Although this is an interesting exercise, it really isn't the same as comparing digital audio at different bit depths. 24 bit records don't just add 8 more bits below the current 16.

By truncating the least significant bits, your are cutting information out, but only certain parts -- the quiter parts. A true 12 bit recording doesn't totally lose some of the sound, it just has effectively less resolution across the entire sample. So, by taking a 16 bit recording and truncating the bottom 4 bits, you are keeping ALL of the resolution contained in the most significant bits. Take a single piano note, struck loudly. By truncating bits, the beginning will likely sound identical, but the 'fade' will stop suddenly once it reaches a certain level. If the entire note was done at 12 bits from scratch, you wouldn't get that sudden crop, but rather less resolution in the dropping sound levels.

Think of a still image, with 24 bits per pixel (8 bits each for RGB), then truncate 6 bits off to make an 18 bit per pixel image. If the original image consisted of only very bright pixels (narrow dynamic range), you probably couldn't tell the difference. If the image instead had a very broad dynamic range (bright sky fading to a dark horizon), you would lose fainter details. If the image were resampled to an 18 bit depth, instead of simply cropping, some of those lost details would be retained, at the expense of banding as the sky faded.
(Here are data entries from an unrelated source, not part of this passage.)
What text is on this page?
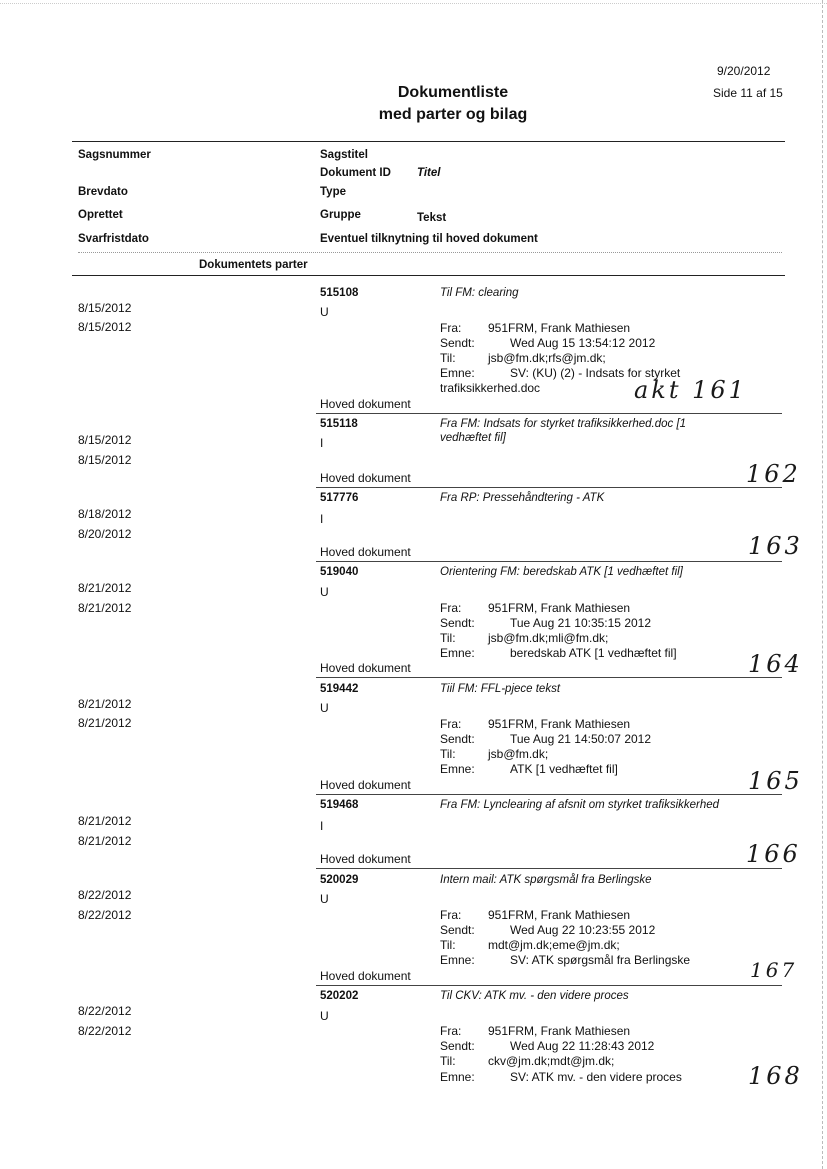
9/20/2012
Side 11 af 15
Dokumentliste
med parter og bilag
Sagsnummer	Sagstitel
Dokument ID Titel
Brevdato	Type
Oprettet	Gruppe	Tekst
Svarfristdato	Eventuel tilknytning til hoved dokument
Dokumentets parter
515108	Til FM: clearing
8/15/2012	U
8/15/2012	Fra: 951FRM, Frank Mathiesen
Sendt:	Wed Aug 15 13:54:12 2012
Til:	jsb@fm.dk;rfs@jm.dk;
Emne:	SV: (KU) (2) - Indsats for styrket
trafiksikkerhed.doc
Hoved dokument	akt 161
515118	Fra FM: Indsats for styrket trafiksikkerhed.doc [1
vedhæftet fil]
8/15/2012	I
8/15/2012
Hoved dokument	162
517776	Fra RP: Pressehåndtering - ATK
8/18/2012	I
8/20/2012
Hoved dokument	163
519040	Orientering FM: beredskab ATK [1 vedhæftet fil]
8/21/2012	U
8/21/2012	Fra: 951FRM, Frank Mathiesen
Sendt:	Tue Aug 21 10:35:15 2012
Til:	jsb@fm.dk;mli@fm.dk;
Emne:	beredskab ATK [1 vedhæftet fil]
Hoved dokument	164
519442	Tiil FM: FFL-pjece tekst
8/21/2012	U
8/21/2012	Fra: 951FRM, Frank Mathiesen
Sendt:	Tue Aug 21 14:50:07 2012
Til:	jsb@fm.dk;
Emne:	ATK [1 vedhæftet fil]
Hoved dokument	165
519468	Fra FM: Lynclearing af afsnit om styrket trafiksikkerhed
8/21/2012	I
8/21/2012
Hoved dokument	166
520029	Intern mail: ATK spørgsmål fra Berlingske
8/22/2012	U
8/22/2012	Fra: 951FRM, Frank Mathiesen
Sendt:	Wed Aug 22 10:23:55 2012
Til:	mdt@jm.dk;eme@jm.dk;
Emne:	SV: ATK spørgsmål fra Berlingske
Hoved dokument	167
520202	Til CKV: ATK mv. - den videre proces
8/22/2012	U
8/22/2012	Fra: 951FRM, Frank Mathiesen
Sendt:	Wed Aug 22 11:28:43 2012
Til:	ckv@jm.dk;mdt@jm.dk;
Emne:	SV: ATK mv. - den videre proces	168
Stereophile magazine had a good CD out a few years ago for TRUE comparisons of recordings at different bit depths, called Testmasters. They recorded a solo piano along multiple paths at the same time. Same performance, same microphones, same levels. Along some paths, analog mastering was used. Various digital paths were used, including straight 16 bit, 24 bit with dithering, various dithering techniques, etc, HDCD, and so on. It's easy to compare each technique by skipping tracks around.

It is also easy to tell the difference between straight PCM and 24 bit dithered down to 16 bits -- not to mention the differences that would most likely be evident if the experiment were re-created today with a medium like DVD-A, which would allow true 24 bit recording to be directly compared.